Turkey’s foreign trade deficit widened 15% y/y to $3.69bn in February, driven by a poor export performance, data from national statistics office TUIK showed on March 31.
Exports, which rose by 18% y/y in January, declined by 1.9% y/y to $12.1bn. Import growth dropped to 1.6% y/y in the month to $15.8bn from 16% y/y in January.
The country’s shipments to the EU, Turkey’s largest trading partner, declined by 3.2% y/y to $5.53bn but exports to Russia increased by a strong 26.2% y/y to $172mn. In the first two months of the year, Russia purchased $321mn worth of goods from Turkey, a 37% rise from a year earlier.

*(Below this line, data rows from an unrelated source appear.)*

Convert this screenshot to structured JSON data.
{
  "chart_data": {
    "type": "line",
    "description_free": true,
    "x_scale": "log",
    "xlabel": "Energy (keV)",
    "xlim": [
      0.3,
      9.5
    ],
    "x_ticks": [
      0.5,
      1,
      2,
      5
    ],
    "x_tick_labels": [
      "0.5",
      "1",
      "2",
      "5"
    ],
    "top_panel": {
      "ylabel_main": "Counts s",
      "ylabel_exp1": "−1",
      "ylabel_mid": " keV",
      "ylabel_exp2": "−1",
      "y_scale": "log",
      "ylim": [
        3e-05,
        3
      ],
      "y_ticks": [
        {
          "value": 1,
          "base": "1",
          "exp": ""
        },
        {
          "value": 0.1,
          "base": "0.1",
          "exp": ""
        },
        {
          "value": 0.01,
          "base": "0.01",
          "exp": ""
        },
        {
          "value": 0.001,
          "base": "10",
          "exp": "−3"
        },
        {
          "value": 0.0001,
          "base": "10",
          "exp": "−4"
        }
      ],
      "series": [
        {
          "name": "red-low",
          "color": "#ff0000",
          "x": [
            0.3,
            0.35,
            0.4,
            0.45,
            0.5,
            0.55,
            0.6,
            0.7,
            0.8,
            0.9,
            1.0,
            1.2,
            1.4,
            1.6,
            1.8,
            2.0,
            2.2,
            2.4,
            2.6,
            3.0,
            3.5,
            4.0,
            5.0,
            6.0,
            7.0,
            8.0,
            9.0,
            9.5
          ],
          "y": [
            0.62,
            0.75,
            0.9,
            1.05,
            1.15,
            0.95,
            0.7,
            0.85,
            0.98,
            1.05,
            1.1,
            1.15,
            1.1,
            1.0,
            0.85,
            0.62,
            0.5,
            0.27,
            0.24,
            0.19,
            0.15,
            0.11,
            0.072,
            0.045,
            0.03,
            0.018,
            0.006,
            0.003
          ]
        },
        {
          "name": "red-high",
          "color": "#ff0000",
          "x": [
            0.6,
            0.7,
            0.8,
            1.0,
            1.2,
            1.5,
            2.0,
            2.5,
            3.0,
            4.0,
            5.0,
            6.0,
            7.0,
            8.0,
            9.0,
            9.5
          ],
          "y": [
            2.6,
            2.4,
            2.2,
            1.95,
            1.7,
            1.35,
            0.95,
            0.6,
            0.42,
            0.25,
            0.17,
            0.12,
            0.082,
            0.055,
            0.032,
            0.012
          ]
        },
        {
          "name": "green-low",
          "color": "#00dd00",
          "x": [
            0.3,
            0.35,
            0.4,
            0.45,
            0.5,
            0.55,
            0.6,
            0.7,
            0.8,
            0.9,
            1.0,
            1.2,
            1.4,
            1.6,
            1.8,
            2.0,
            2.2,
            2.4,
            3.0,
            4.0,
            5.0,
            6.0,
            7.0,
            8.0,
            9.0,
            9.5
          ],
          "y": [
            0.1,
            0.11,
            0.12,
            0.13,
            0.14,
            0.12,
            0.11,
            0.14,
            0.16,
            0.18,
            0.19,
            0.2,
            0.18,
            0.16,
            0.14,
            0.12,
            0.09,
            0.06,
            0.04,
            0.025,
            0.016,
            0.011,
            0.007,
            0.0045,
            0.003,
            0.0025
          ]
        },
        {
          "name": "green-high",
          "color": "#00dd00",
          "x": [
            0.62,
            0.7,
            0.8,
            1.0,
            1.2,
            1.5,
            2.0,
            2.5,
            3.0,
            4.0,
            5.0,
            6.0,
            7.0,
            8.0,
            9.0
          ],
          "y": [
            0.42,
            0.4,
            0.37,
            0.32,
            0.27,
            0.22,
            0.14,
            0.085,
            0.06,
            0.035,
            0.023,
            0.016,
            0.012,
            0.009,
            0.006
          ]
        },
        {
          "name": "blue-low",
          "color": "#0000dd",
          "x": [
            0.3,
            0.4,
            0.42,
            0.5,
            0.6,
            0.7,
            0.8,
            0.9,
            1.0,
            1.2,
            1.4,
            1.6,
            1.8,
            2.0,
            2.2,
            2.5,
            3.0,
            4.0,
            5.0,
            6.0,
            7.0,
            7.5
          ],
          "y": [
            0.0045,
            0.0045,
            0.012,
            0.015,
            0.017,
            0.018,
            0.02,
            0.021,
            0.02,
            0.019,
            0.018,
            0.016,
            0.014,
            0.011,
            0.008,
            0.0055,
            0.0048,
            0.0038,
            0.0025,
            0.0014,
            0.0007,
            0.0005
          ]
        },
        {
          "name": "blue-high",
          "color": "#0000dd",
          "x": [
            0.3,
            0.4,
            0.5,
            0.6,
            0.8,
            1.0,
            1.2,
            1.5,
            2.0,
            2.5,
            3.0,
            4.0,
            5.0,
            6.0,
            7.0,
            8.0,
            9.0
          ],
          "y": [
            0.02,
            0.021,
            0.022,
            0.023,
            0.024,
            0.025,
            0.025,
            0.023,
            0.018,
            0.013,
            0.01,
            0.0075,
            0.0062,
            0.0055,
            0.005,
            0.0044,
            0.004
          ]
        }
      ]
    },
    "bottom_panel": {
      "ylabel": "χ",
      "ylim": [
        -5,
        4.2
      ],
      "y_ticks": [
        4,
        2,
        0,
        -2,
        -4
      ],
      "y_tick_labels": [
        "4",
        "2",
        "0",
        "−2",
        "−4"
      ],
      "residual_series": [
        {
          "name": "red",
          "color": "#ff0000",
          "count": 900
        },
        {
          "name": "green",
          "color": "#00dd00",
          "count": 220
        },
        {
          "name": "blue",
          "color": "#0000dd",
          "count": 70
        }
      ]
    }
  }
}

Moscow imposed a raft of economic sanctions after the downing of a Russian jet near the Syrian border by the Turkish air force in November 2015. But since the latter half of last year, Russia has gradually eased some of those trade sanctions in line with efforts at a rapprochement with Turkey.
Shipments to the Middle East, which absorbed 25% of Turkey’s exports in February, increased by 29% y/y to $3bn in the month.

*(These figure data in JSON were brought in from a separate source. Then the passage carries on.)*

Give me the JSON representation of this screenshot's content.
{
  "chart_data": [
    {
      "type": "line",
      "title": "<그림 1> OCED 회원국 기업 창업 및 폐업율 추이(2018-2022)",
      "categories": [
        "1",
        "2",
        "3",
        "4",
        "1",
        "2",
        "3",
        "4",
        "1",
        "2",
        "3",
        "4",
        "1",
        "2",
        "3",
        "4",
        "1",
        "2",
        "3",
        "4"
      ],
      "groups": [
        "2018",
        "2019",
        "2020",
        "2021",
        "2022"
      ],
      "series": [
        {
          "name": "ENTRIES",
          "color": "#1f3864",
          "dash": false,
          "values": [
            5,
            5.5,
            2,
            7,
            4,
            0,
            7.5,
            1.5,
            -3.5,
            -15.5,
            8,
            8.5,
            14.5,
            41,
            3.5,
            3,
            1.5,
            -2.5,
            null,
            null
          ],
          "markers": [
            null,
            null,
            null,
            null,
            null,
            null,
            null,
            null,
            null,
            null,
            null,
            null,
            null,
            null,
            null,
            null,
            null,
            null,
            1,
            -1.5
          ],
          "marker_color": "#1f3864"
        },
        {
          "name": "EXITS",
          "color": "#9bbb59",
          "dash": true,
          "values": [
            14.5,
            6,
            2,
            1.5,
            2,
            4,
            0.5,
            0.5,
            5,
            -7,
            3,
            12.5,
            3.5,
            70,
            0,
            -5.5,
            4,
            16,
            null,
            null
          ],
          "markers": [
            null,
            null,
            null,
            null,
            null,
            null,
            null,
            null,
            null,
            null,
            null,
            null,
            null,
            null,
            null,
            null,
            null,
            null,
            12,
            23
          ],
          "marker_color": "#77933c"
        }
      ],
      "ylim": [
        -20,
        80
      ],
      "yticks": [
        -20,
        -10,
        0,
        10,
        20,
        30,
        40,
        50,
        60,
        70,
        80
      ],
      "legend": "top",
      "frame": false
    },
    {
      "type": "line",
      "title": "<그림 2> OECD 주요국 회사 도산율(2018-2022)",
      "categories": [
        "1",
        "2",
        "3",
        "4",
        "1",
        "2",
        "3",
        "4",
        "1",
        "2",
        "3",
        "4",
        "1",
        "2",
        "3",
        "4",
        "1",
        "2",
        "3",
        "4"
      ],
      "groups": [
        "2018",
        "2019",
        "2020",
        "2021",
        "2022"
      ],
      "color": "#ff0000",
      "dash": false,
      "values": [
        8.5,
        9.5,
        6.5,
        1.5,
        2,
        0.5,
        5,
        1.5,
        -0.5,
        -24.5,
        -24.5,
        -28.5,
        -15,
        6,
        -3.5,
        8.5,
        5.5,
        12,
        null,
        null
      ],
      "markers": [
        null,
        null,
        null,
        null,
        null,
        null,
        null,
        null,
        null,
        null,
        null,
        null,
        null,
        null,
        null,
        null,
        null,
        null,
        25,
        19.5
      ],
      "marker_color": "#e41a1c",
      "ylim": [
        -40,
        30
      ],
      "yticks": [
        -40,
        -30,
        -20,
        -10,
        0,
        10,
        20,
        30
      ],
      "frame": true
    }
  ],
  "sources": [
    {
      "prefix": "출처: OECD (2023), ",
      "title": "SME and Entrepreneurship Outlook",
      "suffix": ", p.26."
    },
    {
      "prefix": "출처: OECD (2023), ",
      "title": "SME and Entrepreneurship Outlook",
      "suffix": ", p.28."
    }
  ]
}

TUIK data also showed that the country’s energy import bill increased by 42% y/y to $2.89bn in February. The spike in the energy import costs is likely related both to higher oil prices and the lira’s depreciation.

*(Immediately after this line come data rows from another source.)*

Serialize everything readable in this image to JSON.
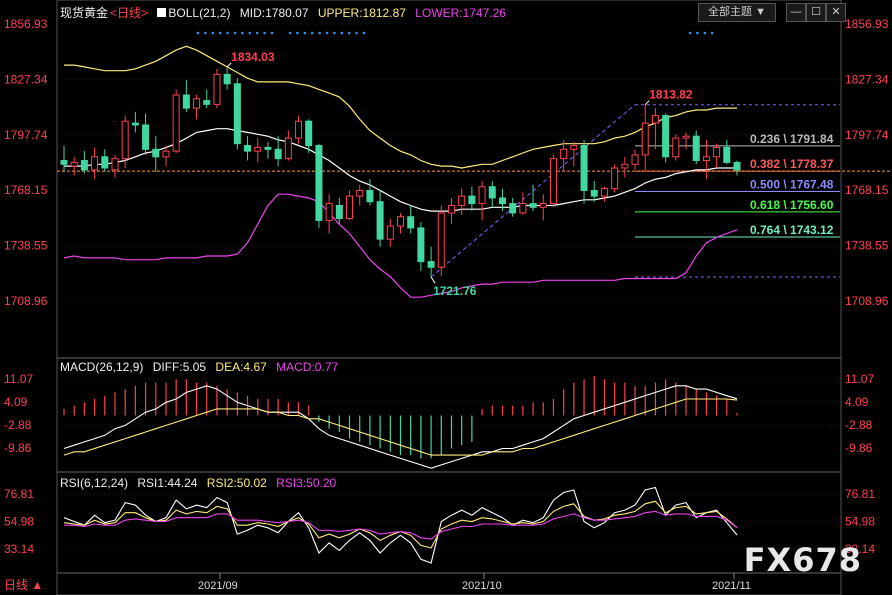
{
  "header": {
    "instrument": "现货黄金",
    "period": "日线",
    "boll": {
      "label": "BOLL(21,2)",
      "mid": "MID:1780.07",
      "upper": "UPPER:1812.87",
      "lower": "LOWER:1747.26"
    },
    "dropdown": "全部主题",
    "macd": {
      "label": "MACD(26,12,9)",
      "diff": "DIFF:5.05",
      "dea": "DEA:4.67",
      "macd": "MACD:0.77"
    },
    "rsi": {
      "label": "RSI(6,12,24)",
      "rsi1": "RSI1:44.24",
      "rsi2": "RSI2:50.02",
      "rsi3": "RSI3:50.20"
    }
  },
  "footer": {
    "period": "日线 ▲"
  },
  "watermark": "FX678",
  "colors": {
    "up": "#ff4050",
    "down": "#40d8a0",
    "boll_mid": "#ffffff",
    "boll_upper": "#ffeb7a",
    "boll_lower": "#ee44ee",
    "price_axis": "#ff4050"
  },
  "chart_data": [
    {
      "type": "candlestick",
      "title": "现货黄金 日线",
      "y_ticks": [
        1856.93,
        1827.34,
        1797.74,
        1768.15,
        1738.55,
        1708.96
      ],
      "ylim": [
        1702,
        1860
      ],
      "x_ticks": [
        "2021/09",
        "2021/10",
        "2021/11"
      ],
      "candles": [
        {
          "o": 1784,
          "h": 1792,
          "l": 1778,
          "c": 1782
        },
        {
          "o": 1781,
          "h": 1786,
          "l": 1776,
          "c": 1783
        },
        {
          "o": 1784,
          "h": 1789,
          "l": 1777,
          "c": 1779
        },
        {
          "o": 1779,
          "h": 1791,
          "l": 1774,
          "c": 1786
        },
        {
          "o": 1786,
          "h": 1790,
          "l": 1778,
          "c": 1780
        },
        {
          "o": 1779,
          "h": 1787,
          "l": 1775,
          "c": 1785
        },
        {
          "o": 1785,
          "h": 1808,
          "l": 1780,
          "c": 1805
        },
        {
          "o": 1804,
          "h": 1810,
          "l": 1799,
          "c": 1803
        },
        {
          "o": 1803,
          "h": 1809,
          "l": 1787,
          "c": 1790
        },
        {
          "o": 1790,
          "h": 1797,
          "l": 1778,
          "c": 1786
        },
        {
          "o": 1786,
          "h": 1792,
          "l": 1781,
          "c": 1789
        },
        {
          "o": 1789,
          "h": 1822,
          "l": 1788,
          "c": 1819
        },
        {
          "o": 1819,
          "h": 1827,
          "l": 1810,
          "c": 1812
        },
        {
          "o": 1812,
          "h": 1819,
          "l": 1806,
          "c": 1817
        },
        {
          "o": 1816,
          "h": 1822,
          "l": 1812,
          "c": 1814
        },
        {
          "o": 1814,
          "h": 1833,
          "l": 1812,
          "c": 1830
        },
        {
          "o": 1830,
          "h": 1834,
          "l": 1822,
          "c": 1825
        },
        {
          "o": 1825,
          "h": 1828,
          "l": 1790,
          "c": 1793
        },
        {
          "o": 1792,
          "h": 1797,
          "l": 1784,
          "c": 1789
        },
        {
          "o": 1789,
          "h": 1796,
          "l": 1783,
          "c": 1791
        },
        {
          "o": 1791,
          "h": 1794,
          "l": 1785,
          "c": 1790
        },
        {
          "o": 1790,
          "h": 1797,
          "l": 1781,
          "c": 1785
        },
        {
          "o": 1785,
          "h": 1800,
          "l": 1784,
          "c": 1796
        },
        {
          "o": 1796,
          "h": 1808,
          "l": 1793,
          "c": 1805
        },
        {
          "o": 1805,
          "h": 1806,
          "l": 1788,
          "c": 1792
        },
        {
          "o": 1792,
          "h": 1793,
          "l": 1748,
          "c": 1752
        },
        {
          "o": 1752,
          "h": 1766,
          "l": 1745,
          "c": 1761
        },
        {
          "o": 1760,
          "h": 1764,
          "l": 1750,
          "c": 1753
        },
        {
          "o": 1753,
          "h": 1768,
          "l": 1752,
          "c": 1765
        },
        {
          "o": 1765,
          "h": 1771,
          "l": 1760,
          "c": 1768
        },
        {
          "o": 1768,
          "h": 1774,
          "l": 1760,
          "c": 1762
        },
        {
          "o": 1762,
          "h": 1768,
          "l": 1738,
          "c": 1742
        },
        {
          "o": 1742,
          "h": 1753,
          "l": 1738,
          "c": 1749
        },
        {
          "o": 1749,
          "h": 1756,
          "l": 1745,
          "c": 1754
        },
        {
          "o": 1754,
          "h": 1760,
          "l": 1745,
          "c": 1748
        },
        {
          "o": 1748,
          "h": 1751,
          "l": 1725,
          "c": 1730
        },
        {
          "o": 1730,
          "h": 1738,
          "l": 1722,
          "c": 1727
        },
        {
          "o": 1727,
          "h": 1760,
          "l": 1722,
          "c": 1756
        },
        {
          "o": 1756,
          "h": 1764,
          "l": 1750,
          "c": 1760
        },
        {
          "o": 1760,
          "h": 1769,
          "l": 1755,
          "c": 1765
        },
        {
          "o": 1765,
          "h": 1770,
          "l": 1757,
          "c": 1761
        },
        {
          "o": 1761,
          "h": 1773,
          "l": 1752,
          "c": 1770
        },
        {
          "o": 1770,
          "h": 1773,
          "l": 1759,
          "c": 1764
        },
        {
          "o": 1764,
          "h": 1769,
          "l": 1757,
          "c": 1761
        },
        {
          "o": 1761,
          "h": 1764,
          "l": 1754,
          "c": 1756
        },
        {
          "o": 1756,
          "h": 1767,
          "l": 1755,
          "c": 1761
        },
        {
          "o": 1761,
          "h": 1771,
          "l": 1757,
          "c": 1759
        },
        {
          "o": 1759,
          "h": 1766,
          "l": 1752,
          "c": 1761
        },
        {
          "o": 1761,
          "h": 1787,
          "l": 1759,
          "c": 1785
        },
        {
          "o": 1785,
          "h": 1795,
          "l": 1778,
          "c": 1790
        },
        {
          "o": 1790,
          "h": 1794,
          "l": 1781,
          "c": 1792
        },
        {
          "o": 1792,
          "h": 1795,
          "l": 1761,
          "c": 1768
        },
        {
          "o": 1768,
          "h": 1773,
          "l": 1762,
          "c": 1765
        },
        {
          "o": 1765,
          "h": 1770,
          "l": 1762,
          "c": 1769
        },
        {
          "o": 1769,
          "h": 1782,
          "l": 1767,
          "c": 1780
        },
        {
          "o": 1780,
          "h": 1786,
          "l": 1775,
          "c": 1782
        },
        {
          "o": 1782,
          "h": 1790,
          "l": 1779,
          "c": 1787
        },
        {
          "o": 1787,
          "h": 1814,
          "l": 1778,
          "c": 1804
        },
        {
          "o": 1804,
          "h": 1812,
          "l": 1790,
          "c": 1808
        },
        {
          "o": 1808,
          "h": 1809,
          "l": 1783,
          "c": 1786
        },
        {
          "o": 1786,
          "h": 1798,
          "l": 1784,
          "c": 1796
        },
        {
          "o": 1796,
          "h": 1799,
          "l": 1790,
          "c": 1797
        },
        {
          "o": 1797,
          "h": 1800,
          "l": 1782,
          "c": 1784
        },
        {
          "o": 1784,
          "h": 1795,
          "l": 1774,
          "c": 1786
        },
        {
          "o": 1786,
          "h": 1793,
          "l": 1780,
          "c": 1791
        },
        {
          "o": 1791,
          "h": 1795,
          "l": 1782,
          "c": 1783
        },
        {
          "o": 1783,
          "h": 1784,
          "l": 1776,
          "c": 1779
        }
      ],
      "boll_mid": [
        1781,
        1781,
        1781,
        1782,
        1782,
        1783,
        1784,
        1786,
        1788,
        1789,
        1791,
        1793,
        1796,
        1799,
        1800,
        1801,
        1801,
        1800,
        1799,
        1798,
        1797,
        1795,
        1794,
        1792,
        1790,
        1787,
        1784,
        1780,
        1776,
        1773,
        1771,
        1768,
        1765,
        1762,
        1760,
        1758,
        1757,
        1757,
        1757,
        1758,
        1758,
        1758,
        1759,
        1759,
        1759,
        1760,
        1760,
        1760,
        1760,
        1761,
        1762,
        1763,
        1763,
        1764,
        1765,
        1767,
        1769,
        1772,
        1774,
        1775,
        1777,
        1778,
        1779,
        1779,
        1780,
        1780,
        1780
      ],
      "boll_upper": [
        1835,
        1835,
        1834,
        1833,
        1832,
        1832,
        1832,
        1833,
        1835,
        1837,
        1840,
        1843,
        1845,
        1843,
        1840,
        1837,
        1834,
        1831,
        1828,
        1826,
        1826,
        1826,
        1826,
        1825,
        1824,
        1822,
        1820,
        1818,
        1813,
        1806,
        1800,
        1796,
        1792,
        1789,
        1787,
        1784,
        1782,
        1781,
        1781,
        1780,
        1781,
        1782,
        1782,
        1784,
        1786,
        1788,
        1790,
        1791,
        1792,
        1793,
        1793,
        1793,
        1793,
        1794,
        1796,
        1797,
        1799,
        1802,
        1804,
        1807,
        1808,
        1810,
        1811,
        1811,
        1812,
        1812,
        1812
      ],
      "boll_lower": [
        1732,
        1733,
        1732,
        1732,
        1732,
        1732,
        1731,
        1731,
        1731,
        1731,
        1732,
        1732,
        1732,
        1732,
        1733,
        1733,
        1733,
        1734,
        1740,
        1750,
        1760,
        1766,
        1766,
        1765,
        1764,
        1762,
        1756,
        1750,
        1745,
        1738,
        1731,
        1726,
        1722,
        1716,
        1711,
        1711,
        1712,
        1713,
        1714,
        1716,
        1717,
        1718,
        1718,
        1719,
        1719,
        1719,
        1719,
        1720,
        1720,
        1720,
        1720,
        1720,
        1720,
        1720,
        1720,
        1721,
        1721,
        1721,
        1721,
        1721,
        1721,
        1724,
        1733,
        1740,
        1743,
        1745,
        1747
      ],
      "annotations": [
        {
          "text": "1834.03",
          "value": 1834.03,
          "kind": "high"
        },
        {
          "text": "1813.82",
          "value": 1813.82,
          "kind": "high"
        },
        {
          "text": "1721.76",
          "value": 1721.76,
          "kind": "low"
        }
      ],
      "fib_levels": [
        {
          "label": "0.236 \\ 1791.84",
          "value": 1791.84,
          "color": "#bbbbbb"
        },
        {
          "label": "0.382 \\ 1778.37",
          "value": 1778.37,
          "color": "#ff5a5a"
        },
        {
          "label": "0.500 \\ 1767.48",
          "value": 1767.48,
          "color": "#8a8aff"
        },
        {
          "label": "0.618 \\ 1756.60",
          "value": 1756.6,
          "color": "#44ff44"
        },
        {
          "label": "0.764 \\ 1743.12",
          "value": 1743.12,
          "color": "#70f0c0"
        }
      ],
      "fib_range": [
        1721.76,
        1813.82
      ],
      "last_price": 1778.37
    },
    {
      "type": "bar",
      "title": "MACD(26,12,9)",
      "y_ticks": [
        11.07,
        4.09,
        -2.88,
        -9.86
      ],
      "ylim": [
        -17,
        14
      ],
      "macd": [
        2,
        3,
        4,
        5,
        6,
        7,
        8,
        9,
        10,
        10,
        10,
        11,
        11,
        10,
        10,
        9,
        8,
        7,
        6,
        5,
        5,
        5,
        4,
        4,
        3,
        -2,
        -4,
        -5,
        -7,
        -8,
        -9,
        -10,
        -11,
        -12,
        -12,
        -13,
        -13,
        -12,
        -10,
        -9,
        -8,
        2,
        3,
        3,
        3,
        3,
        4,
        4,
        5,
        8,
        10,
        11,
        12,
        11,
        10,
        10,
        9,
        9,
        10,
        11,
        10,
        9,
        8,
        7,
        6,
        5,
        0.77
      ],
      "diff": [
        -10,
        -9,
        -8,
        -7,
        -6,
        -4,
        -3,
        -1,
        1,
        2,
        4,
        5,
        7,
        8,
        9,
        8,
        6,
        4,
        3,
        2,
        1,
        1,
        1,
        1,
        -1,
        -4,
        -6,
        -7,
        -8,
        -9,
        -10,
        -11,
        -12,
        -13,
        -14,
        -15,
        -16,
        -15,
        -14,
        -13,
        -12,
        -11,
        -11,
        -10,
        -10,
        -9,
        -8,
        -7,
        -5,
        -3,
        -1,
        0,
        1,
        2,
        3,
        4,
        5,
        6,
        7,
        8,
        9,
        9,
        8,
        8,
        7,
        6,
        5.05
      ],
      "dea": [
        -12,
        -11,
        -11,
        -10,
        -9,
        -8,
        -7,
        -6,
        -5,
        -4,
        -3,
        -2,
        -1,
        0,
        1,
        2,
        2,
        2,
        2,
        2,
        1,
        1,
        0,
        0,
        -1,
        -1,
        -2,
        -3,
        -4,
        -5,
        -6,
        -7,
        -8,
        -9,
        -10,
        -11,
        -12,
        -12,
        -12,
        -12,
        -12,
        -12,
        -11,
        -11,
        -11,
        -10,
        -10,
        -9,
        -8,
        -7,
        -6,
        -5,
        -4,
        -3,
        -2,
        -1,
        0,
        1,
        2,
        3,
        4,
        5,
        5,
        5,
        5,
        5,
        4.67
      ]
    },
    {
      "type": "line",
      "title": "RSI(6,12,24)",
      "y_ticks": [
        76.81,
        54.98,
        33.14
      ],
      "ylim": [
        24,
        86
      ],
      "series": [
        {
          "name": "RSI1",
          "color": "#ffffff",
          "values": [
            58,
            55,
            52,
            60,
            54,
            56,
            70,
            68,
            60,
            55,
            58,
            72,
            65,
            68,
            66,
            74,
            70,
            45,
            48,
            52,
            50,
            46,
            55,
            62,
            50,
            30,
            38,
            32,
            40,
            46,
            40,
            30,
            38,
            44,
            38,
            25,
            22,
            55,
            60,
            64,
            60,
            66,
            62,
            58,
            52,
            56,
            54,
            58,
            72,
            78,
            80,
            55,
            50,
            54,
            62,
            64,
            68,
            80,
            82,
            60,
            68,
            70,
            58,
            62,
            64,
            54,
            44.24
          ]
        },
        {
          "name": "RSI2",
          "color": "#ffeb7a",
          "values": [
            54,
            53,
            52,
            56,
            53,
            54,
            62,
            62,
            58,
            55,
            56,
            64,
            61,
            63,
            62,
            67,
            65,
            52,
            52,
            54,
            53,
            51,
            55,
            58,
            53,
            42,
            45,
            42,
            45,
            49,
            46,
            40,
            44,
            47,
            44,
            36,
            34,
            49,
            53,
            56,
            55,
            58,
            57,
            55,
            53,
            54,
            53,
            55,
            63,
            67,
            69,
            59,
            56,
            57,
            60,
            61,
            63,
            69,
            71,
            62,
            66,
            67,
            61,
            62,
            63,
            57,
            50.02
          ]
        },
        {
          "name": "RSI3",
          "color": "#ee44ee",
          "values": [
            52,
            52,
            51,
            53,
            52,
            52,
            56,
            57,
            56,
            55,
            55,
            58,
            58,
            58,
            58,
            61,
            61,
            56,
            56,
            56,
            55,
            54,
            55,
            56,
            54,
            48,
            48,
            47,
            48,
            49,
            48,
            45,
            46,
            47,
            46,
            42,
            41,
            47,
            49,
            51,
            51,
            53,
            53,
            53,
            52,
            52,
            52,
            53,
            57,
            59,
            61,
            58,
            56,
            56,
            57,
            58,
            59,
            62,
            63,
            60,
            61,
            61,
            59,
            59,
            59,
            56,
            50.2
          ]
        }
      ]
    }
  ]
}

Across January-February, exports were up 6.7% y/y to $23.4bn but imports increased at the faster pace of 8.2% y/y to $31.4bn, leading to a trade deficit of $8bn, some 12.7% higher compared with the same period of 2016.
The government is forecasting a foreign trade deficit of $60.7bn for this year with exports reaching $153bn and imports amounting to $214bn. In 2015, the foreign trade shortfall widened nearly 12% to reach $56bn.